A few high-yield dividend stocks make it into the ETF's top holdings, but yield is far from the most important metric for weighting in the fund. Most of the top holdings have yields well below what you could get from Treasury bonds, but they hold a lot of potential to raise those payments over time. A great dividend growth stock could pay off much more in the long run than simply selecting investments with the highest yield today.

The Schwab fund has an expense ratio of just 0.06%, making it one of the simplest and most cost-effective ways to invest in a variety of great dividend growth stocks.

SCHD Chart

Data by YCharts.

How to turn $200 per month into $25,000 in annual dividends

If you consistently buy $200 worth of the Schwab U.S. Dividend Equity ETF each month, you'll eventually have a sizable portfolio. And if you automatically reinvest the dividends until you're ready to start living off your portfolio, you should see excellent returns.

The ETF has a 13.6% annual return since its inception in 2011. That's unlikely to continue; the last 13 years have been some of the best in stock market history.

The S&P 500 historically returns around 10% per year. Big mature dividend-paying stocks might return slightly less, on average. Investors will also have to account for the above-average tax drag on dividend stocks, so the fund might grow about 9% per year (when reinvesting dividends).

The ETF also has a 3.3% distribution yield over the trailing 12 months. That, too, may come down over time. That's because the Federal Reserve is currently looking to lower interest rates over the next few years, which could carry over to dividend yields (as a result of more investors moving capital to stocks and sending share prices higher). A 3% dividend yield may be a conservative long-term estimate.

Investing $200 per month based on the assumptions noted above (including the reinvestment of dividends) will lead to the following theoretical returns over time:

At the End of Year... Portfolio Value Annual Dividends
1 $2,499 $75
5 $14,948 $448
10 $37,946 $1,138
15 $73,331 $2,200
20 $127,776 $3,833
25 $211,546 $6,346
30 $340,436 $10,213
35 $538,749 $16,162
40 $843,879 $25,316

Calculations by author.

The above table is merely hypothetical. Anyone with even a little bit of experience with stocks knows they don't go up in a straight line every month. As a result, actual returns will look much different from the above table. That said, the longer your investment horizon is, the more likely real-world results will look similar to theoretical results.

Another consideration is that $25,000 won't be worth nearly as much in 40 years as it's worth today. Inflation will eat into the value of the dollar over time.

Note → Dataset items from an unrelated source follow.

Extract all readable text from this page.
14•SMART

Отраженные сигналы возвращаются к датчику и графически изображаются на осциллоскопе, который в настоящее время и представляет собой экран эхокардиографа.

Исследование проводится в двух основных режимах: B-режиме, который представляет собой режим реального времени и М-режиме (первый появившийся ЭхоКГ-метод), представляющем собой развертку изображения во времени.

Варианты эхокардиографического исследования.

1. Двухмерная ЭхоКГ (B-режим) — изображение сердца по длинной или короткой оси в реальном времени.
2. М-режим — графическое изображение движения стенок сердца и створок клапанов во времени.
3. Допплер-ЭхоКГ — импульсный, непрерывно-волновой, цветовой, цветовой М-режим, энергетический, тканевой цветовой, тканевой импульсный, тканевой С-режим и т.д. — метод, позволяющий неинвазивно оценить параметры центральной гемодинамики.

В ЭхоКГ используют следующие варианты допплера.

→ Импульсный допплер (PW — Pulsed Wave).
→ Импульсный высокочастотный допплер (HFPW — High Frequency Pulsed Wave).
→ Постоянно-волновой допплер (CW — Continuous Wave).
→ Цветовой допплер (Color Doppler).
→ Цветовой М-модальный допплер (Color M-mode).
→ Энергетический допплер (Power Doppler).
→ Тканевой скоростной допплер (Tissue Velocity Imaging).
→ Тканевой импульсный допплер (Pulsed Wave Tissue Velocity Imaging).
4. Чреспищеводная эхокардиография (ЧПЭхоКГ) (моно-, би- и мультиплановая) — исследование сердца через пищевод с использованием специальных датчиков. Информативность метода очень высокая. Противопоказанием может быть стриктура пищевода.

Even with a modest 2% average annual inflation, $25,000 in 40 years won't be worth half as much as it's worth today. If your goal is $25,000 in today's dollars, you'll need to double your investment.

You'll find those challenges in any long-term investment planning exercise. It's important to remain flexible and adjust your strategy over time to ensure you reach your goals.

But by starting today, you can build a strong foundation for massive dividend payments in the future by consistently investing in the Schwab U.S. Dividend Equity ETF each month.